Editor’s Note: Cafe Zentral is now closed.
Imagine your neighbor invites you to a backyard cookout. And instead of plunking your brat in a regular old, split grocery-store bun, your neighbor drills a hole in a warm, homemade pretzel bun, drizzles homemade sauce inside and slides your brat into that. It’s got just the right balance of meat and bread in every bite, with the added bonus of a thick, chewy, slightly bitter crust.
Pretty great neighbor, right?
For a while that neighbor was Russell Klein, chef and owner of Meritage in St. Paul and Brasserie Zentral in Minneapolis, toasting these magical buns for friends and family. But now anyone can get them at Cafe Zentral, his casual skyway venture.
Before opening Zentral, Klein and his wife, Desta, traveled through central Europe, exploring the street food, the cafes and the food culture. They fell hard for the pretzel dogs they saw in open-air markets in Salzburg and other Austrian cities. Street vendors there stick a bun on a hot metal spike to simultaneously make a bun-length hole and toast the bun from the inside.
The couple started calling the dogs München Dogs. (No, Munich is not in Austria, nor did they see a lot of the pretzel dogs in Munich. But München is really fun to say, isn’t it? München, München, München.) And Klein couldn’t get those street vendors’ hot spike machines out of his head, so he hunted one down. München Dogs didn’t make much sense on the classic French brasserie menu of Meritage, the Kleins’ only restaurant at the time, so the machine mostly came out for backyard barbecues.
A skyway lunch haunt, on the other hand, one with broad European street food influences — that was the perfect home for their hot spike machine. “Frankly, sausage is not a big stretch for Minnesota, anyway,” Klein says. “So Cafe Zentral just made sense.”

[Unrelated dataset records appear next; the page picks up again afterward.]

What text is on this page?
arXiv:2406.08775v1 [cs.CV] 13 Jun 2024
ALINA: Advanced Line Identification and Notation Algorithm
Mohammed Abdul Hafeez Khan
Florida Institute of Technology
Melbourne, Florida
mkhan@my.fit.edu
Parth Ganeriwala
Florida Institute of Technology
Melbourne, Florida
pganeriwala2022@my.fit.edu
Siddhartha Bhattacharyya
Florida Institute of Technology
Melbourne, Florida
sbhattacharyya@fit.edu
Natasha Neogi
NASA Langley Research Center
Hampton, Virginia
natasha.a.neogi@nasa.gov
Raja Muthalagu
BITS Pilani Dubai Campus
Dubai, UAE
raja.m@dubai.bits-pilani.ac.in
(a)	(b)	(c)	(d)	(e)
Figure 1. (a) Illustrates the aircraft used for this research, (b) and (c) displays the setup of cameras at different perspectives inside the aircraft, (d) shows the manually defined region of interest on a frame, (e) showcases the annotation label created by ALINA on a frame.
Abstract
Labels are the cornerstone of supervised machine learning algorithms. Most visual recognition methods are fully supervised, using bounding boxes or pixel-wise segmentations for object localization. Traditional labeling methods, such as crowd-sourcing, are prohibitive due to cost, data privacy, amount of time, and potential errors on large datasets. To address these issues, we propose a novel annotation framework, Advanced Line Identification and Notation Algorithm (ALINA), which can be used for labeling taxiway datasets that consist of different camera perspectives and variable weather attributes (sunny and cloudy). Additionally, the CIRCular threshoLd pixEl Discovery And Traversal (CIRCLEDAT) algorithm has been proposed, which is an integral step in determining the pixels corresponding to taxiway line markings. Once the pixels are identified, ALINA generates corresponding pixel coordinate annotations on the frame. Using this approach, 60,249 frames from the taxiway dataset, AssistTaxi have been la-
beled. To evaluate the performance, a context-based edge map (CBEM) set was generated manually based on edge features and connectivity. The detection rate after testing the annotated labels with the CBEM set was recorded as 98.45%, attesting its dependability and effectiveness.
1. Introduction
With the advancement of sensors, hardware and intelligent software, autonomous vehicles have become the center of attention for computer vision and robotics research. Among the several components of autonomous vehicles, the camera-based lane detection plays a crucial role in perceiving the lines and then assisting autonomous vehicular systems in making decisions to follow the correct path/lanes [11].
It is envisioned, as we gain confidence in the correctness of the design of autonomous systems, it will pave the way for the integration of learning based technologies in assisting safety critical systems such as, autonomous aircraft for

The München Dogs have pride of place on a menu that also features elegant, easy crepes, panini and salads, built on strong European flavors like smoked salmon, mushrooms, rye, kohlrabi, lingonberry, duck confit, and gruyere.
With the München Dog ($7), however, there are only two elements you have to think about. Pick a sausage — a brat, a classic hot dog, a smoked Slovakian link with a fantastic snap, or a sweetish-spicy currywurst — then pick a sauce. Cheese is a natural. Sweet mustard straight from Germany is a good choice. The garlic aioli has a nice bite.
But really, it’s all about that bun. They’re baked fresh every day in Brasserie Zentral downstairs, just like the soft pretzels available at the counter. (For $1 could there be a better snack?) And the crust is perfect: deep mahogany, measurably thick and with that ineffable bitter-brown Bavarian flavor.
In the skyway. In your neighbor’s backyard. On the streets of a medieval Austrian berg. It’s a perfect bite.